# Notebook selbst bauen



## fluessig (7. Mai 2003)

Hi, 
ich hab gerade das Notebook einer Freundin repariert und bermerkt, dass es das selbe Gehäuse wie das meinige hat. Besonders ist daran, dass sie von verschiedenen Herstellern sind (MaxData und Gericom). Ich habe mir gedacht, wenn man die Teile irgendwo einzeln bekommen kann, könnte man sich sein ganz individuelles Notebook bauen.
Kennt sich da jemand aus, wo man solche einzelnen Teile (natürlich auch günsitg ) bekommen kann?


----------



## dfd1 (9. Mai 2003)

Hallo fluessig
Notbook-Innereinen bekommst du als normaler Käufer wohl kaum. Die haben meistens nur die Notebook-Hersteller selber oder ein Service-Point (Ausser du hast spize Beziehungen).
Zudem sind die Teile wesentlich teurer als die eines normalen PCs.
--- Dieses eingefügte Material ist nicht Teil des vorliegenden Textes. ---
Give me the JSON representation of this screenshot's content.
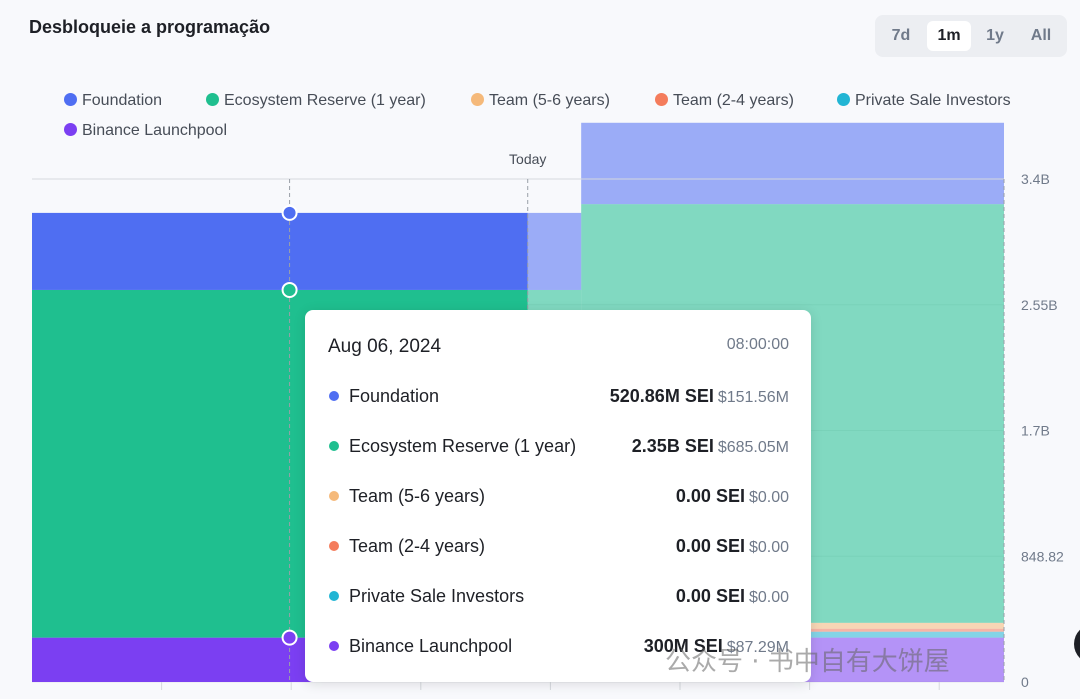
{
  "header": {
    "title": "Desbloqueie a programação",
    "ranges": [
      "7d",
      "1m",
      "1y",
      "All"
    ],
    "active_range": "1m"
  },
  "legend": [
    {
      "label": "Foundation",
      "color": "#4f6ef2"
    },
    {
      "label": "Ecosystem Reserve (1 year)",
      "color": "#1fbf8f"
    },
    {
      "label": "Team (5-6 years)",
      "color": "#f5b97a"
    },
    {
      "label": "Team (2-4 years)",
      "color": "#f47c5c"
    },
    {
      "label": "Private Sale Investors",
      "color": "#22b5d4"
    },
    {
      "label": "Binance Launchpool",
      "color": "#7b3ff2"
    }
  ],
  "chart_data": {
    "type": "area",
    "today_label": "Today",
    "y_ticks": [
      "3.4B",
      "2.55B",
      "1.7B",
      "848.82",
      "0"
    ],
    "ylim": [
      0,
      3.4
    ],
    "y_unit": "B SEI",
    "x_range": [
      0,
      1
    ],
    "today_x": 0.51,
    "step_x": 0.565,
    "series": [
      {
        "name": "Binance Launchpool",
        "color": "#7b3ff2",
        "past": 0.3,
        "future": 0.3
      },
      {
        "name": "Private Sale Investors",
        "color": "#22b5d4",
        "past": 0.0,
        "future": 0.04
      },
      {
        "name": "Team (2-4 years)",
        "color": "#f47c5c",
        "past": 0.0,
        "future": 0.02
      },
      {
        "name": "Team (5-6 years)",
        "color": "#f5b97a",
        "past": 0.0,
        "future": 0.04
      },
      {
        "name": "Ecosystem Reserve (1 year)",
        "color": "#1fbf8f",
        "past": 2.35,
        "future": 2.83
      },
      {
        "name": "Foundation",
        "color": "#4f6ef2",
        "past": 0.52086,
        "future": 0.55
      }
    ],
    "hover_x": 0.265,
    "grid": true
  },
  "tooltip": {
    "date": "Aug 06, 2024",
    "time": "08:00:00",
    "rows": [
      {
        "name": "Foundation",
        "color": "#4f6ef2",
        "amount": "520.86M SEI",
        "usd": "$151.56M"
      },
      {
        "name": "Ecosystem Reserve (1 year)",
        "color": "#1fbf8f",
        "amount": "2.35B SEI",
        "usd": "$685.05M"
      },
      {
        "name": "Team (5-6 years)",
        "color": "#f5b97a",
        "amount": "0.00 SEI",
        "usd": "$0.00"
      },
      {
        "name": "Team (2-4 years)",
        "color": "#f47c5c",
        "amount": "0.00 SEI",
        "usd": "$0.00"
      },
      {
        "name": "Private Sale Investors",
        "color": "#22b5d4",
        "amount": "0.00 SEI",
        "usd": "$0.00"
      },
      {
        "name": "Binance Launchpool",
        "color": "#7b3ff2",
        "amount": "300M SEI",
        "usd": "$87.29M"
      }
    ]
  },
  "watermark": "公众号 · 书中自有大饼屋"
}
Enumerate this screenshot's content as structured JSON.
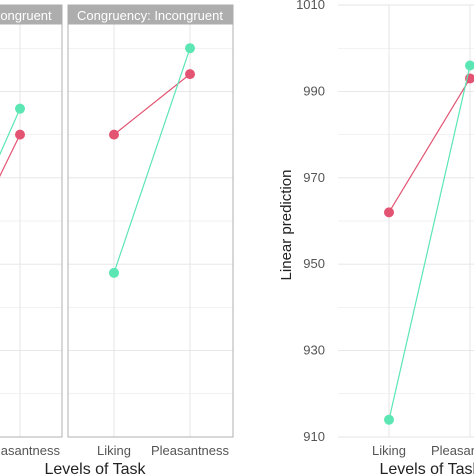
{
  "chart_data": [
    {
      "type": "line",
      "panel": "left-facet-partial",
      "strip_label": "ongruent",
      "categories": [
        "",
        "asantness"
      ],
      "xlabel": "",
      "ylabel": "",
      "ylim": [
        910,
        1010
      ],
      "grid": true,
      "series": [
        {
          "color": "#E35472",
          "values": [
            961,
            980
          ]
        },
        {
          "color": "#5CE6B4",
          "values": [
            965,
            986
          ]
        }
      ]
    },
    {
      "type": "line",
      "panel": "middle-facet",
      "strip_label": "Congruency: Incongruent",
      "categories": [
        "Liking",
        "Pleasantness"
      ],
      "xlabel": "Levels of Task",
      "ylabel": "",
      "ylim": [
        910,
        1010
      ],
      "grid": true,
      "series": [
        {
          "color": "#E35472",
          "values": [
            980,
            994
          ]
        },
        {
          "color": "#5CE6B4",
          "values": [
            948,
            1000
          ]
        }
      ]
    },
    {
      "type": "line",
      "panel": "right-plot",
      "categories": [
        "Liking",
        "Pleasantness"
      ],
      "xlabel": "Levels of Task",
      "ylabel": "Linear prediction",
      "yticks": [
        910,
        930,
        950,
        970,
        990,
        1010
      ],
      "ylim": [
        910,
        1010
      ],
      "grid": true,
      "series": [
        {
          "color": "#E35472",
          "values": [
            962,
            993
          ]
        },
        {
          "color": "#5CE6B4",
          "values": [
            914,
            996
          ]
        }
      ]
    }
  ]
}
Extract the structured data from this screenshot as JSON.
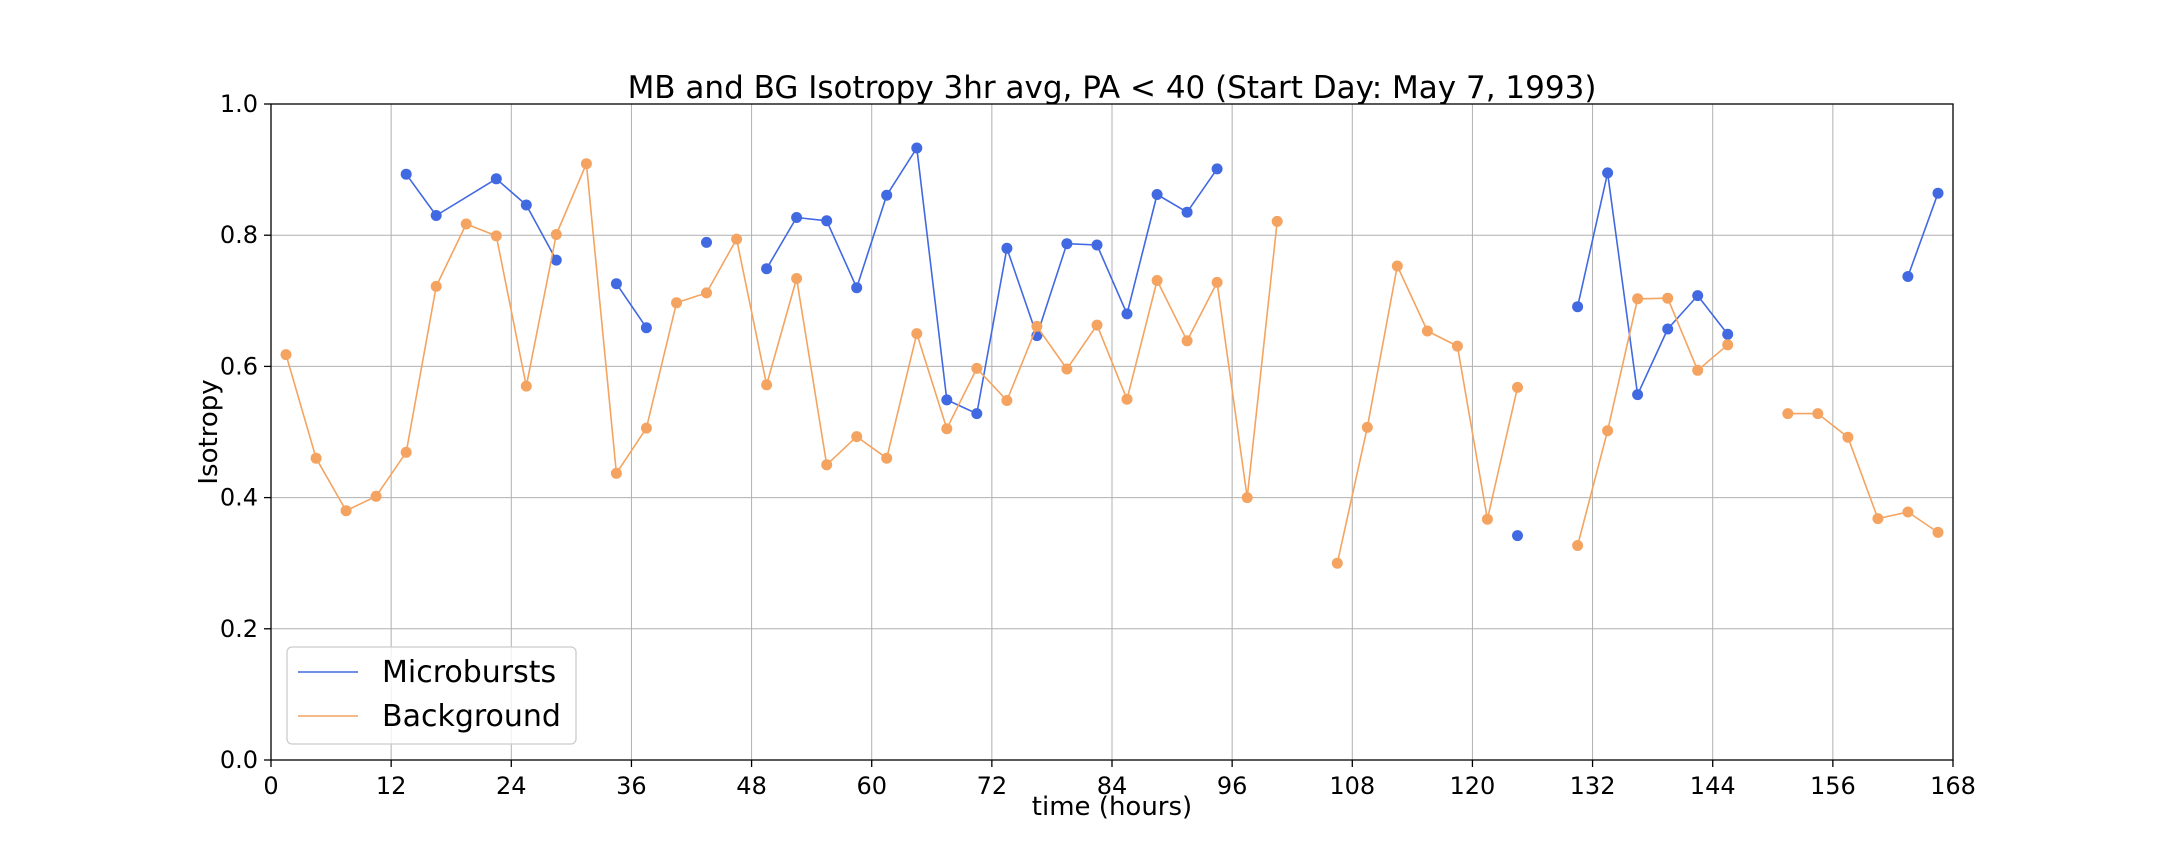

Um dir selber ein Notebook zusammenzustellen gibst du am besten die Wünsche einem Händler weiter, oder schlachtest alte Notebooks aus.

greetz
dfd1 -> the only one


PS: Beitrag 400


----------



## goela (9. Mai 2003)

Verwirf lieber gleich die Vorstellung, dass Du den Notebook selber bauen kannst, denn die einzelnen Komponenten sind viel teurer als das komplette Teil zu kaufen!


----------



## dfd1 (9. Mai 2003)

Sag ich ja


----------